The strategy is to draft two "workhorse" running backs in the first two rounds.
Many fantasy owners will tell you that in today's game, what with the dreaded "Running Back By Committee (RBBC), the west coast offense and new rules to make it much easier to pass the football, you can't use this theory. They will tell you that it's a pass-happy world in 2013, but I disagree.
Fact - There were 13,925 rushing attempts in 2012 for 59,349 yards versus 14,102 and 59,459 in 2001 and 12,291 for 49,509 in 1992. As you can see, there hasn't been a big variance over the past 20 seasons.
Fact - In 2012 there were 23 running backs who averaged 15-plus carries-a-game and 16 running backs who rushed for 1,000-plus yards.
Sure, you may not be able to put together a "Terrell Davis/Barry Sanders" backfield as I once did in 1997, but you can still line up two quality backs. If you have the top pick, we're talking Adrian Peterson and Maurice Jones-Drew or in the back half of a 10-team league you can easily have a backfield consisting of Ray Rice (fantasyfootballcalculator.com ADP 8) and Steven Jackson (13.4).
Add in a couple of solid receivers and one of the many fine quarterbacks you can still get in the fourth or fifth round (example Matt Ryan's ADP is 49.6) and you have the core of a winning team.
"Best Player Available Theory (a.k.a. stockpiling)" -
Just as it says, you select the best player available when it's your turn to pick, regardless of position. Unfortunately, you frequently end up with an unbalanced roster. Five receivers, when you can only start two or three, is a waste of talent. In leagues where owners like to trade, you can still succeed, but you're dependent on your ability to "wheel and deal."
The fantasy owner who uses this method is frequently at the mercy of injuries; both his own and his opposition. An injury where he has only one good starter can ruin the plan. On the other hand, an injury to another owner's key player can have him paying through the nose for your surplus.
"Biggest Variance Theory" (tier theory) -
If you have done your homework, this is the most reliable strategy to use and the one I have employed successfully in both football and baseball for many years.
The strategy is all about determining which player will produce the largest margin over the next player at his position. You are not selecting the player who will score the most points, but the one who will give you the biggest advantage over your next available option.

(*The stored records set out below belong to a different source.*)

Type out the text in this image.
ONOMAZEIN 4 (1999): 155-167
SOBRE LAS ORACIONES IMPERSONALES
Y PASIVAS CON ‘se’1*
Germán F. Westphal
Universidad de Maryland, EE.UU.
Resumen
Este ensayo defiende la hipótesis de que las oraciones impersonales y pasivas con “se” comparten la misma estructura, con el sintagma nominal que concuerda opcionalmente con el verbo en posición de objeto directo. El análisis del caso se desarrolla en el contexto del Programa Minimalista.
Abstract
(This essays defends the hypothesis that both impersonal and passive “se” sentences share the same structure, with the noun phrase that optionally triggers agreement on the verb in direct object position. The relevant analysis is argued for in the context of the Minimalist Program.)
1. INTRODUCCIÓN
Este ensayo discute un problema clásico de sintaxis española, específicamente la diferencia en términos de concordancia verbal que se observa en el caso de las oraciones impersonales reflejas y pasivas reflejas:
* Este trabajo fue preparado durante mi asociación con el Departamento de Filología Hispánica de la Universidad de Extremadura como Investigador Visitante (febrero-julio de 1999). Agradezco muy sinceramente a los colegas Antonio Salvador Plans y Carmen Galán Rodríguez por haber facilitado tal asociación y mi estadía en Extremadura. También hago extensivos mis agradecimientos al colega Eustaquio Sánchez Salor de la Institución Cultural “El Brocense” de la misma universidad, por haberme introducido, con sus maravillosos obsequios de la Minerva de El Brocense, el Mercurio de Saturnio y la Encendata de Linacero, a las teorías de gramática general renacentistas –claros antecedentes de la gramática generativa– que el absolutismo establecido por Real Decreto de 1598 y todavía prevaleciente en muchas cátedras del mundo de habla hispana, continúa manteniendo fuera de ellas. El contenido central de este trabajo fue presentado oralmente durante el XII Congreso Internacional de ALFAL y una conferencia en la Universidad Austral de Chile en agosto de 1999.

For example; You need a receiver and a tight end in the fourth and fifth rounds. There are six receivers in the current tier all of whom will score about the same amount of points, but only one tight end left at the tier and then it drops significantly. Even if all the receivers average more points than the tight end you are going to select, you MUST select the tight end in the fourth round and a wide receiver in the fifth round.
The One Loss Theory -
I tried this one about many years ago and it worked perfectly as I went 15-1 and won the championship. In this strategy you intentionally draft players who all have the same bye week.
The theory is that while you will obviously lose the game when all your players have a bye, the payoff is that you will be at full strength in every other week while the opposition will likely be playing short-handed.
"The Contrarian Theory" -
The Contrarian always goes against the grain. While you are picking running backs in the first few rounds, he's trying to get the best player at other positions and his first two picks are likely going to be a receiver and a quarterback. He's trying to get the best player in as many positions as possible.
The problem with this theory is that he's usually scraping the bottom of the barrel for running backs. He'll be looking for his two starters in rounds four and five and that means a starting backfield like Ryan Mathews and rookie Eddie Lacy.
Frequently you'll find the owner who uses this strategy is also the kind of guy who loves to draft rookies and sleepers. If he hits it big with one of his sleepers or first-year running backs, like Doug Martin last season, he can win the title, but its usually a long shot.